Des êtres difformes se produisent dans un célèbre cirque, afin de s'exhiber en tant que phénomènes de foire. Le liliputien Hans, fiancé à l'écuyère naine Frieda, est fasciné par la beauté de l'acrobate Cléopâtre. Apprenant que son soupirant a hérité d'une belle somme, celle-ci décide de l'épouser pour l'empoisonner ensuite avec la complicité de son amant Hercule. Mais le complot est découvert, et les amis de Hans et Frieda vont se venger...

Critique

Cette «Marseillaise du pays des monstres» selon l’expression de Jean Boullet (in «Bizarre», février 1951), fait partie de cette poignée de films qu’on peut, sans exagération, qualifier d’uniques. Presque soixante ans après sa sortie, Freaks mérite encore ce qualificatif et rien n’est venu ternir ou atténuer son originalité. Dépassant les catégories traditionnelles du réalisme et de la fiction, du documentaire et la fiction horrifique, Freaks appartient un peu à chacune d’entre elles et, pour cela, est par excellence le film du malaise. Du côté du réalisme, il y a la présence des vrais monstres (fondant à elle seule l’unicité radicale du film) et l’aspect de chronique documentaire des coulisses de la vie d’un cirque (quoique le cirque en question paraisse bien petit pour abriter autant de monstres). Du côté du fantastique: la vengeance des monstres et l’opération, digne de L’Ile du Docteur Moreau, qu’ils ont pratiquée sur leur «victime». Du côté de l’horreur: nouveau manichéisme inventé par Tod Browning, opposant les monstres non responsables de leur monstruosité physique aux êtres normaux responsables de leur monstruosité morale. Ce sera aussi le propos d’Elephant Man.
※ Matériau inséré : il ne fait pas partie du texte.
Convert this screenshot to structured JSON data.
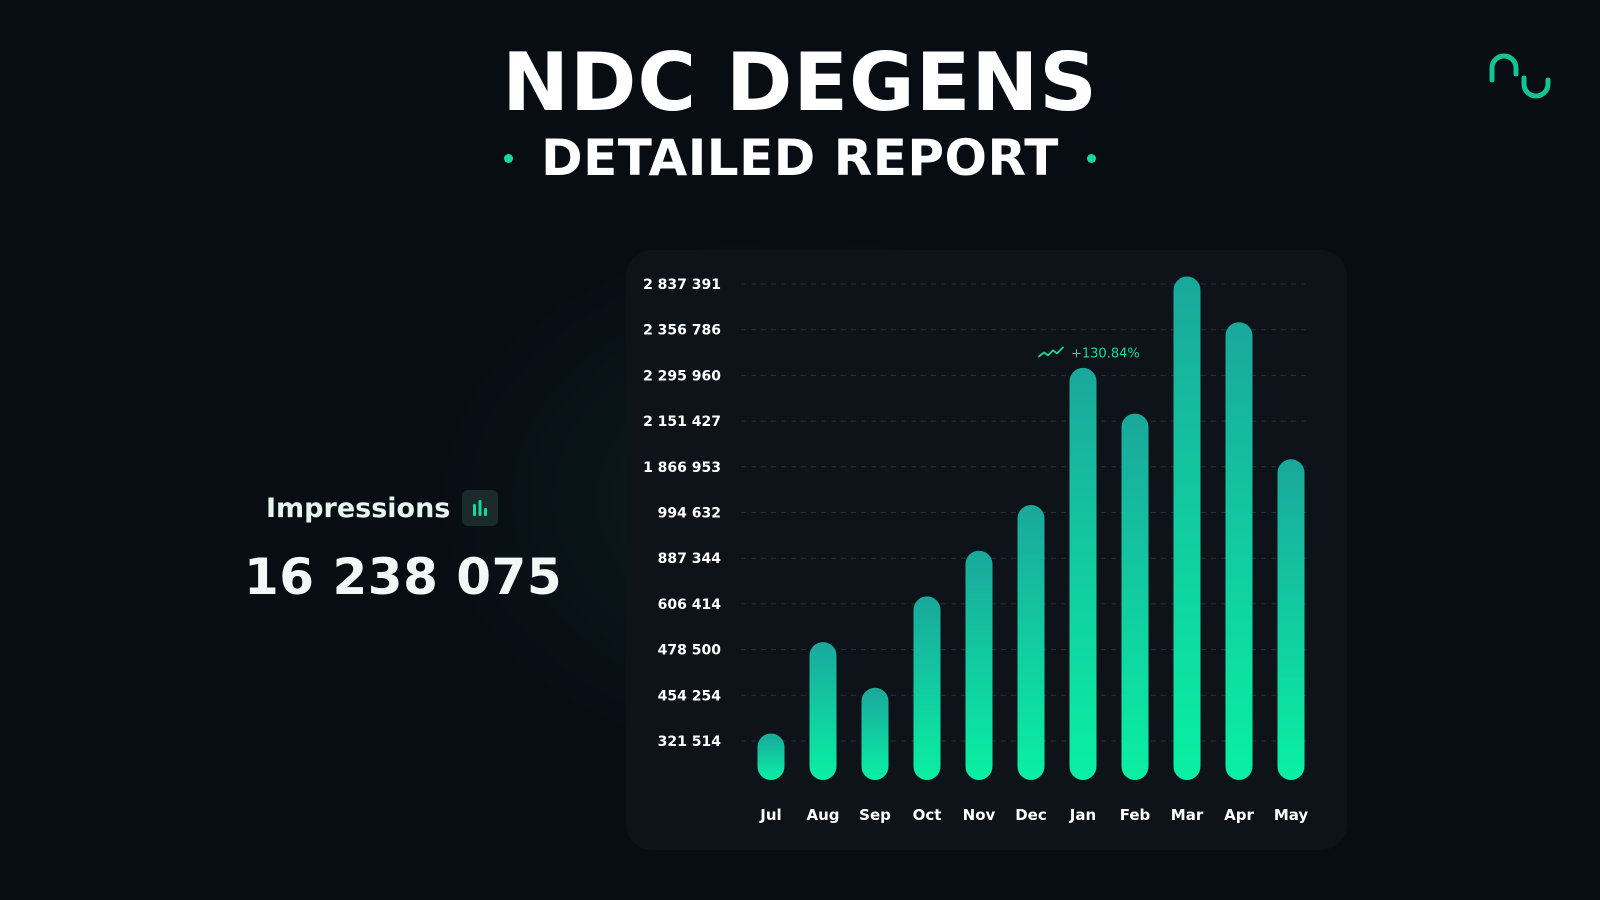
{
  "header": {
    "title": "NDC DEGENS",
    "subtitle": "DETAILED REPORT"
  },
  "logo": {
    "icon": "brand-logo-icon",
    "color": "#15c493"
  },
  "kpi": {
    "label": "Impressions",
    "icon": "bar-chart-icon",
    "value": "16 238 075"
  },
  "colors": {
    "accent": "#17d9a0",
    "bar_top": "#1aa89c",
    "bar_bottom": "#09f0a3",
    "background": "#080d14",
    "card": "#0e1319"
  },
  "chart_data": {
    "type": "bar",
    "title": "",
    "xlabel": "",
    "ylabel": "",
    "categories": [
      "Jul",
      "Aug",
      "Sep",
      "Oct",
      "Nov",
      "Dec",
      "Jan",
      "Feb",
      "Mar",
      "Apr",
      "May"
    ],
    "values": [
      321514,
      478500,
      454254,
      606414,
      887344,
      994632,
      2295960,
      2151427,
      2837391,
      2356786,
      1866953
    ],
    "y_ticks": [
      "2 837 391",
      "2 356 786",
      "2 295 960",
      "2 151 427",
      "1 866 953",
      "994 632",
      "887 344",
      "606 414",
      "478 500",
      "454 254",
      "321 514"
    ],
    "grid": true,
    "y_scale": "categorical-ticks",
    "annotation": {
      "text": "+130.84%",
      "category": "Jan",
      "icon": "trend-up-icon"
    }
  }
}
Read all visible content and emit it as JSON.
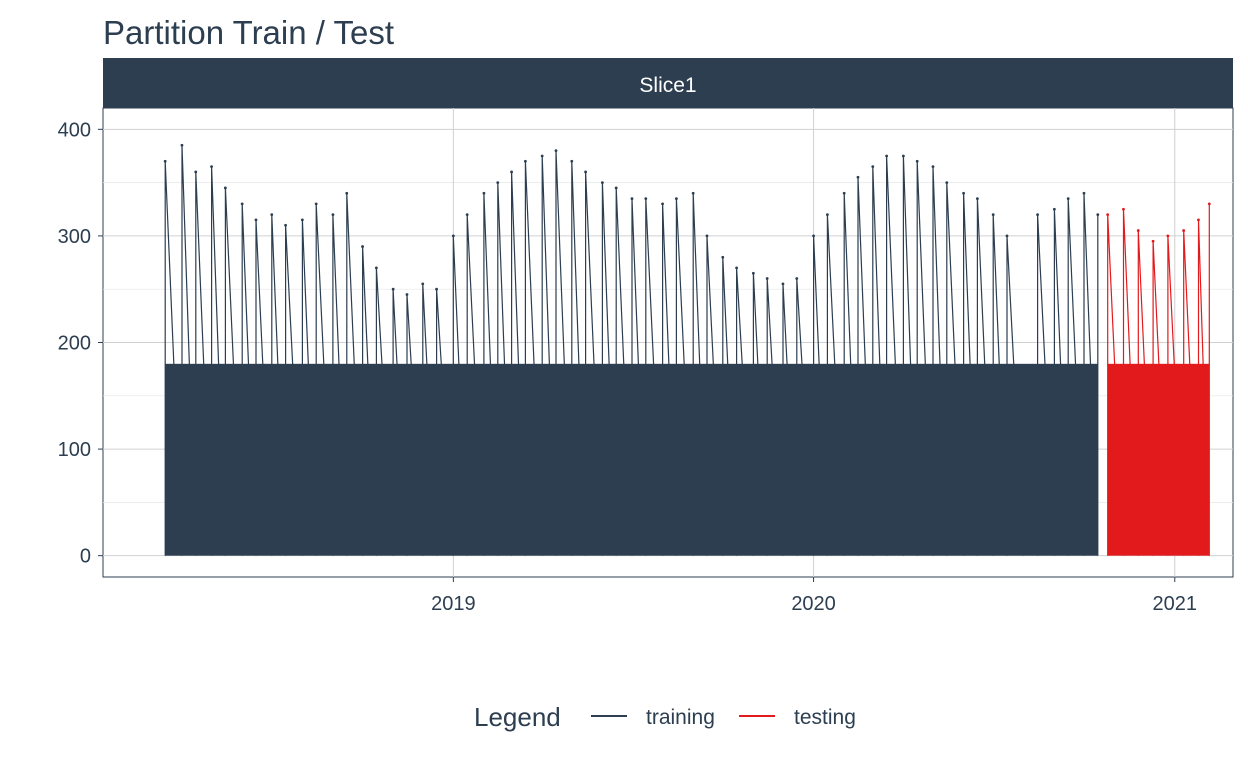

Les monstres, à cause de leur vulnérabilité, semblent décupler la monstruosité morale de certains êtres dits «normaux». En décrivant l’attitude de Cleo vis-à-vis à de Hans, Browning a voulu exprimer un condensé de ce que les êtres normaux font subir aux anormaux et, de façon plus générale, de ce que l’homme, dans certaines circonstances, peut faire subir à d’autres hommes: mépris, exploitation, haine calculée et destructrice. Du coup, la distinction entre normal et anormal, naturel et monstrueux, se brouille. Tout devient monstrueux et on s’aperçoit alors que la malaise provoqué par Freaks n’a d’autre origine que son humanité et son universalité.